Now that the hot flash had passed, my body was chilled with the cooling sweat left behind.
“Nic, do we have to do this now?”
“Oh, I’m sorry. Did you have a long weekend caring for your offspring?”
“Nic . . .”
“I was in the hospital with my dad who has no short-term memory and can’t walk.”
“Are we in a competition?”
“We shouldn’t be. Do you think your stress is in any way comparable to mine?”
“Can we talk about this tomorrow?”
“Why? Am I getting ‘carried away’?” I used air quotes then.
“Nic . . .”
“Fine. We can talk tomorrow. But you should mentally prepare yourself for the fact that I might need to go back up there this weekend. So hire a babysitter or something if you can’t handle two days on your own.”
He didn’t respond, just rolled away from me in bed and switched off the light.
Then I said the thing that I’d promised myself I wouldn’t say, because I knew it was petty and sure to aggravate him:
“Grace told me you didn’t brush their teeth.”
She had, in fact, told me that.
He didn’t respond, which just made me feel like a petulant child.
Instead of falling asleep, I lay flat with my arms crossed over my chest, contemplating if it’s possible for two people who have children together not to despise each other on a somewhat regular basis. As with any tragedy, nobody thinks it’ll happen to them—all wedding vows are laced with naivete and arrogance, all newlyweds convinced their love will be different. But then there are the embarrassingly common stressors of kids and jobs and money. Then you must swallow your pride and admit that what you thought could survive anything may not survive the predictable struggles of an ordinary life.
The next morning, Kyle didn’t say anything to me, and I didn’t say anything to him. I was waiting for him to apologize, and he was probably doing the same. Or maybe he wasn’t thinking about me at all. Maybe he was just focused on starting his workday. In any case, the girls made it impossible for me to get too emotionally invested in ourmarital standoff because they were particularly unruly, likely punishing me for my forty-eight hours of absence from their lives.
“Girls! Stop it!” I yelled in my Mom-means-business voice.
Grace had taken a stuffed unicorn from Liv, and Liv was losing her mind. They did not even register my voice. To them, Mom never means business. Mom is a joke.
“Girls!” I tried again. Still, nothing.
Kyle closed the door to his office, separating himself from the chaos, as usual.
I didn’t feel like fighting about breakfast, so I gave the girls bowls of Lucky Charms. The little burst of text on the box—“11 g. whole grains per serving!”—assuaged my maternal guilt. When I was pregnant with Grace, I envisioned myself as a mother who baked granola. I was committed to avoiding sugar, to serving muffins sweetened with bananas instead of cupcakes on birthdays. I was adamant about breastfeeding both girls, turned up my nose at formula. Now I let them eat the stale McDonald’s french fries they find in the crevices of their car seats.
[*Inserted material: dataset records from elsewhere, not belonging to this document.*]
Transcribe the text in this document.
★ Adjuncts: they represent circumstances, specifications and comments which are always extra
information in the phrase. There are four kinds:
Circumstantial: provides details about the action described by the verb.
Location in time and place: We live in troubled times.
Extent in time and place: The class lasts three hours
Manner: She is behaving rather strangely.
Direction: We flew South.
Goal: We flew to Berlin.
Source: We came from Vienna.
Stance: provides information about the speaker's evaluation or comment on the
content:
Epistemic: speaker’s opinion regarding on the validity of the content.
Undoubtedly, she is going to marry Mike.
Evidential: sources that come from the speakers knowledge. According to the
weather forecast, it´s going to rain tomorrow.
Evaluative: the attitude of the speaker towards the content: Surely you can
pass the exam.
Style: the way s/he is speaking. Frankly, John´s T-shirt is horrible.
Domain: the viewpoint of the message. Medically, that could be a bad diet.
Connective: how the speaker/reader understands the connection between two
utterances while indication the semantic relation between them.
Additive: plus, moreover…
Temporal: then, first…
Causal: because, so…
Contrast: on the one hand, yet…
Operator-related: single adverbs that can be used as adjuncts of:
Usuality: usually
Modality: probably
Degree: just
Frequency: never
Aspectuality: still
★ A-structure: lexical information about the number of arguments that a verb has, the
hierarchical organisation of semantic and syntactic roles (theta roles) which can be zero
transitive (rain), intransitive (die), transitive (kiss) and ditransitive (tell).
I’ve decided I want to be done with maternal guilt, once and for all. Do fathers ever feel guilty about what they feed their children? How often do they even feed their children? I want to buy myself a gold bracelet engraved with “WWMD” for “What would men do?” I want to stare at it every time I am consumed with self-hatred about how I raise my children.
“I don’t want milk in mine,” Grace said, always adept at finding a problem with anything placed in front of her.
“Grace, you have to eat your cereal with milk.”
“I don’t want milk! I want it dry!”
“Then it’s basically just a sugary snack. The milk has protein and calcium.”
As if she gave a shit about protein and calcium.
People say you should talk to your kids as equals. They say it’s a sign of respect and encourages maturity. I haven’t seen evidence of this being a good strategy. It seems like it would be more effective to talkto them like the immature cave people that they are:You eat cereal with milk. You do now.